Telle est bien notre mission de baptisé : conduire discrètement et respectueusement les autres au seuil du sanctuaire de leur cœur profond, là où Dieu demeure. Inutile donc de chercher au dehors Celui qui nous est plus intime à nous-mêmes que nous-mêmes. C’est ce qu’avoue saint Augustin dans ses célèbres « Confessions » :

« Bien tard je t'ai aimée, ô beauté si ancienne et si nouvelle,
Bien tard je t'ai aimée !
Et voici que tu étais au-dedans, et moi au-dehors… »
(Confessions, livre 10)

C’est désormais là, au plus profond de nous-mêmes que Dieu nous est présent. Après la lecture de saint Augustin et des évangiles, la jeune juive hollandaise Etty Hillesum écrivait en 1941, deux ans avant da mort à Auschwitz : « Il y a en moi un puits très profond. Et dans ce puits, il y a Dieu. Parfois, je pensais à l'atteindre. Mais le plus souvent des pierres et des gravats obstruent ce puits et Dieu est enseveli.
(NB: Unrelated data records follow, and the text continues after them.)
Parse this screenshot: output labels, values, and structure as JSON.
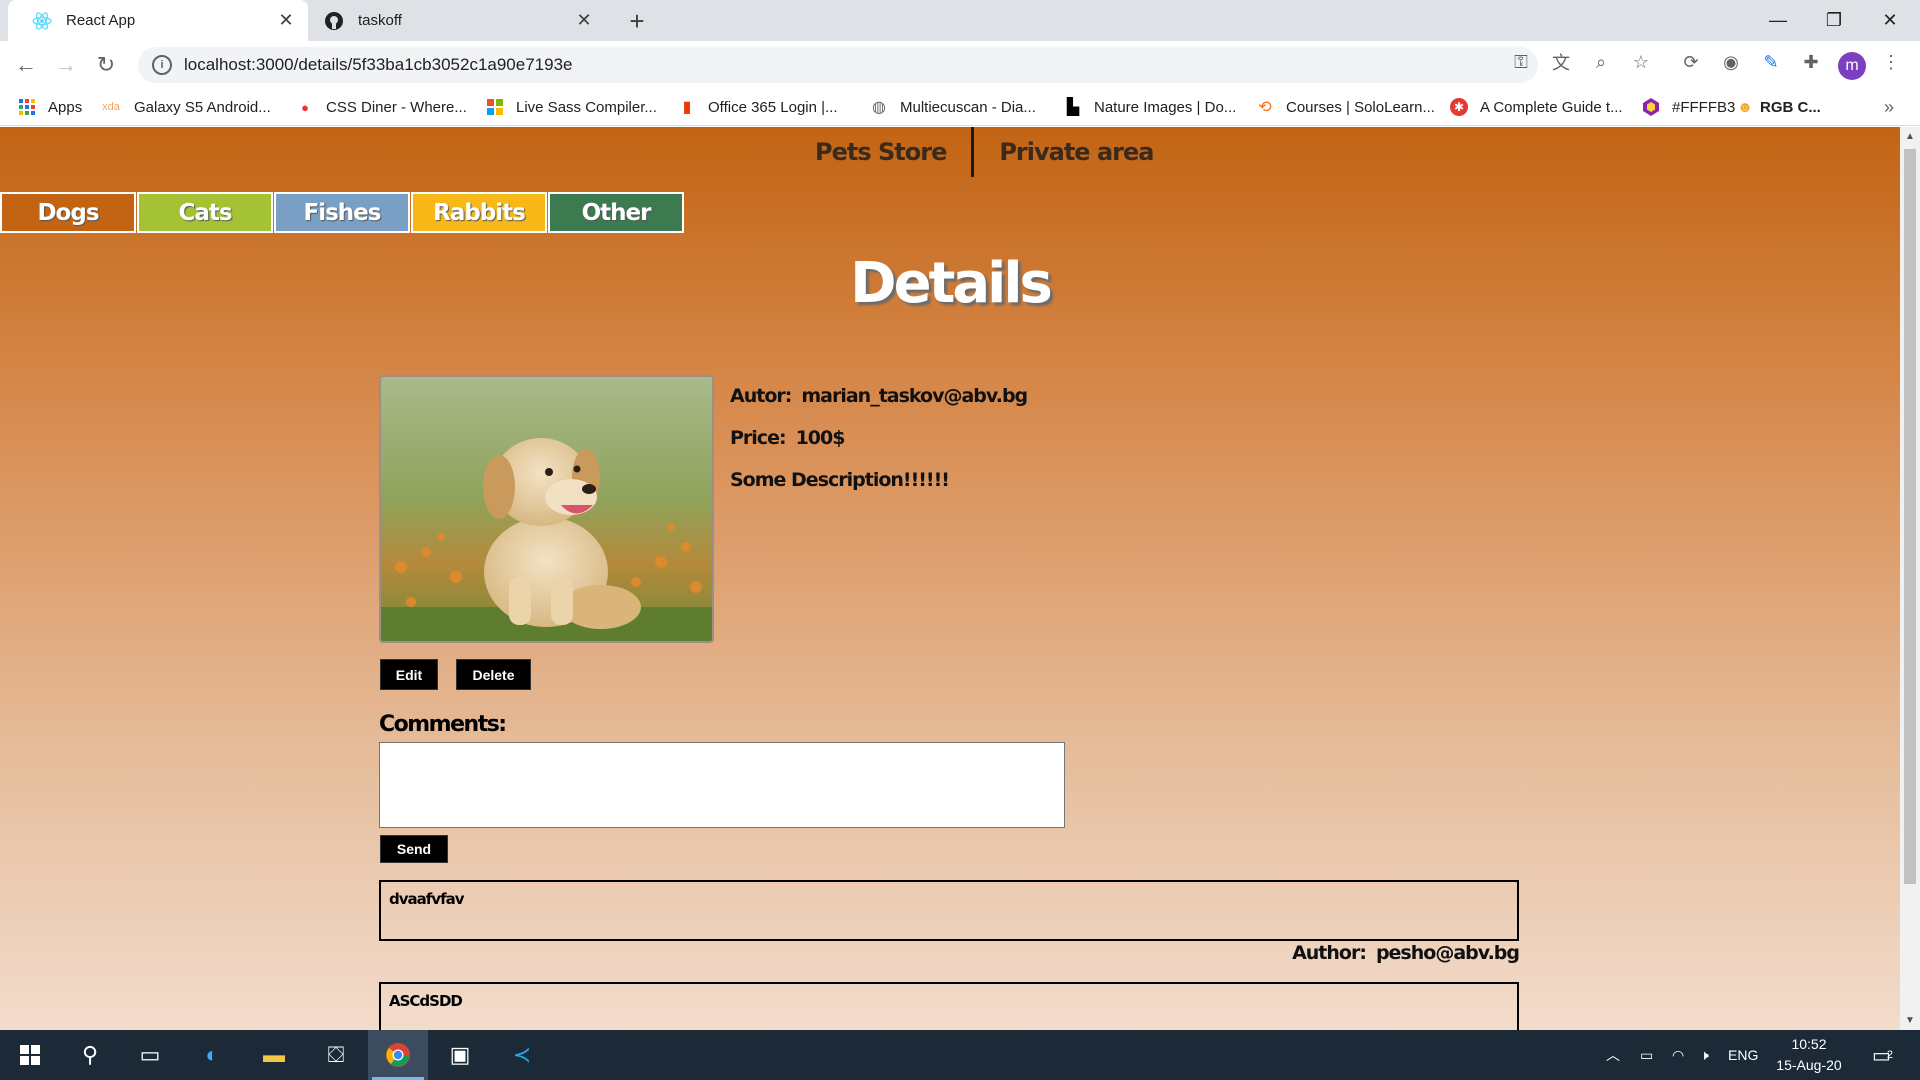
{
  "browser": {
    "tabs": [
      {
        "title": "React App",
        "icon": "react-icon",
        "active": true
      },
      {
        "title": "taskoff",
        "icon": "github-icon",
        "active": false
      }
    ],
    "url": "localhost:3000/details/5f33ba1cb3052c1a90e7193e",
    "profile_initial": "m",
    "bookmarks": [
      {
        "label": "Apps",
        "icon": "apps-grid-icon"
      },
      {
        "label": "Galaxy S5 Android...",
        "icon": "xda-icon"
      },
      {
        "label": "CSS Diner - Where...",
        "icon": "css-diner-icon"
      },
      {
        "label": "Live Sass Compiler...",
        "icon": "windows-logo-icon"
      },
      {
        "label": "Office 365 Login |...",
        "icon": "office-icon"
      },
      {
        "label": "Multiecuscan - Dia...",
        "icon": "globe-icon"
      },
      {
        "label": "Nature Images | Do...",
        "icon": "unsplash-icon"
      },
      {
        "label": "Courses | SoloLearn...",
        "icon": "sololearn-icon"
      },
      {
        "label": "A Complete Guide t...",
        "icon": "css-tricks-icon"
      },
      {
        "label": "#FFFFB3",
        "icon": "color-hex-icon"
      },
      {
        "label": "RGB C...",
        "icon": "rgb-icon"
      }
    ]
  },
  "site": {
    "nav": {
      "store": "Pets Store",
      "private": "Private area"
    },
    "categories": [
      {
        "label": "Dogs",
        "color": "#c26414"
      },
      {
        "label": "Cats",
        "color": "#a4c234"
      },
      {
        "label": "Fishes",
        "color": "#7a9fc4"
      },
      {
        "label": "Rabbits",
        "color": "#f7b818"
      },
      {
        "label": "Other",
        "color": "#3c7a50"
      }
    ],
    "title": "Details"
  },
  "pet": {
    "author_label": "Autor:",
    "author": "marian_taskov@abv.bg",
    "price_label": "Price:",
    "price": "100$",
    "description": "Some Description!!!!!!",
    "image": "golden-retriever-puppy-photo"
  },
  "actions": {
    "edit": "Edit",
    "delete": "Delete"
  },
  "comments": {
    "label": "Comments:",
    "input_value": "",
    "send": "Send",
    "author_label": "Author:",
    "items": [
      {
        "text": "dvaafvfav",
        "author": "pesho@abv.bg"
      },
      {
        "text": "ASCdSDD",
        "author": ""
      }
    ]
  },
  "taskbar": {
    "language": "ENG",
    "time": "10:52",
    "date": "15-Aug-20",
    "notification_count": "2"
  }
}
Alors il faut le remettre au jour ».

Comment remettre au jour cette source cachée, cette fontaine scellée ? Déjà en repassant dans notre cœur les lectures de ce jour. La première, à travers le récit de la vocation de Samuel, nous montre que c’est parce qu’il avait un cœur qui écoutait que Samuel put entendre la Parole de Dieu.

Dans la seconde, saint Paul parle du lien mystérieux qui unit l’aventure intérieure à notre manière de vivre. On ne peut approcher Dieu sans mettre notre vie concrète en harmonie avec notre recherche spirituelle.

Dans son Evangile, enfin, saint Jean montre que c’est en interrogeant Jésus, en scrutant sa Parole, et en nous mettant à sa suite, que nous pourrons découvrir ce lieu où Il demeure dans le sein du Père et que nos pouvons atteindre, en Lui, en plongeant au centre de notre être.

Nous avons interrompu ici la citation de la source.